The method of claim 11, wherein the coating (17) comprises about 50 to about 90 weight percent of titanium chrome carbonitride and about 10 to about 50 weight percent of nickel cobalt.
The method of claim 11 or 12, wherein the gas turbine engine component is a seal plate (16).
The method of claim 11, 12 or 13, wherein the coating (17) exhibits a hardness in a range of about 700 to about 1000 Vickers Hardness
The method of any of claims 11 to 14, wherein the high velocity oxyfuel system comprises:
a powder feed rate of about 30 to about 55 grams/minute.

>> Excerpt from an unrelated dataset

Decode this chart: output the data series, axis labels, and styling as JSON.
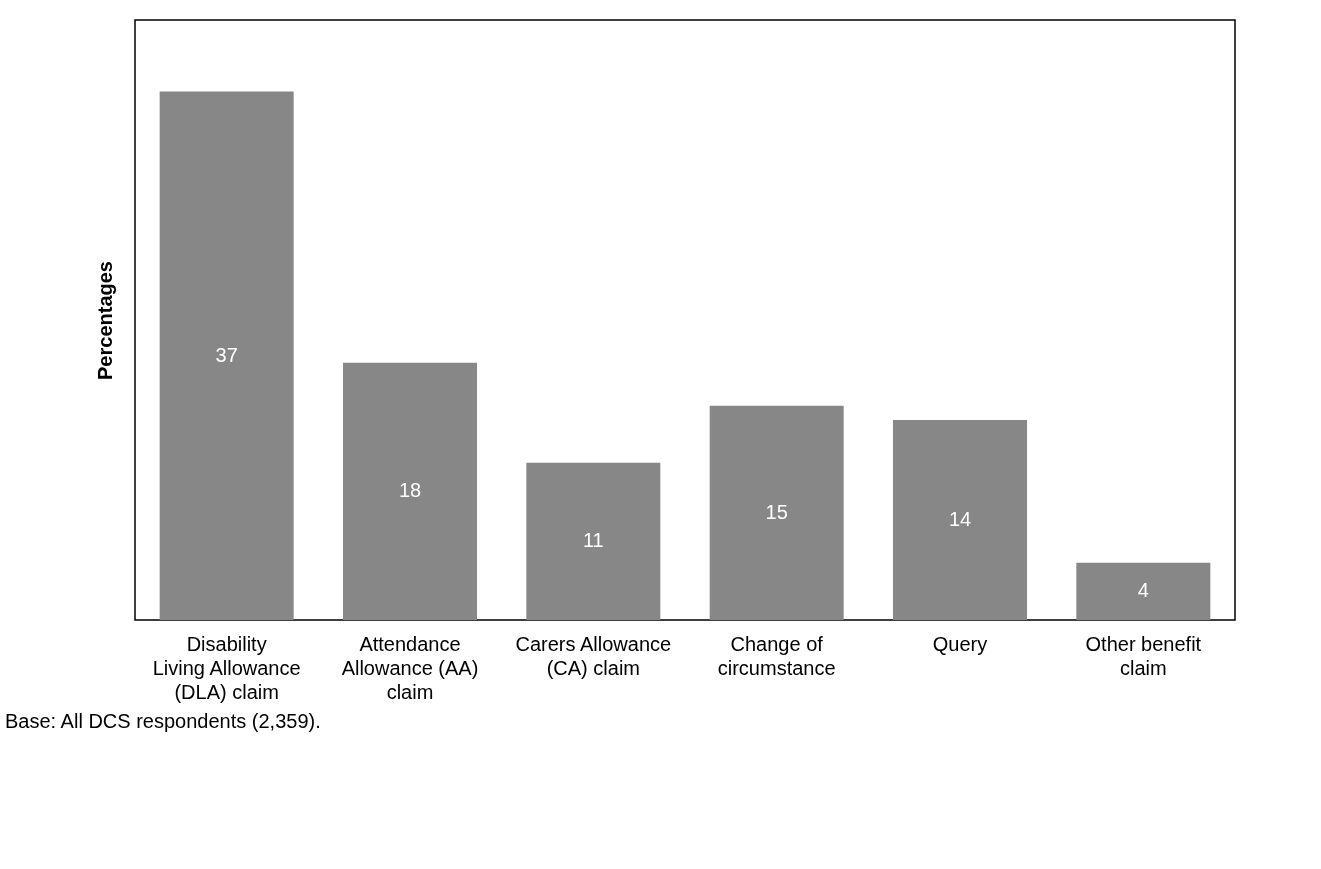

a nitrogen carrier gas flow rate of about 25 to about 35 cubic feet per hour (0.708 to 0.9912 m³/hr) at standard conditions;

an oxygen flow rate of about 350 to about 550 cubic feet per hour (9.91 to 15.58 m³/hr) at standard conditions;

a hydrogen gas flow rate of about 1450 to about 1650 cubic feet per hour (41.06 to 46.73 m³/hr) at standard conditions; and

a cooling gas flow rate of about 650 to about 900 cubic feet per hour (18.41 to 25.49 m³/hr) at standard conditions.
The method of any of claims 11 to 15, and further comprising:
rotating the gas turbine engine component to produce a surface speed of about 250 to about 500 surface feet per minute (23.23 to 46.46 sfpm).
The method of any of claims 1 to 16, wherein the high velocity oxyfuel system comprises:
a spray gun configured to traverse the gas turbine engine component in a horizontal plane at a speed of about 6 to about 40 inches (0.152 to 1.016 m)per minute,
wherein the spray gun is positioned about 8 to about 12 inches (20.32 to 30.48 cm) from the gas turbine engine component.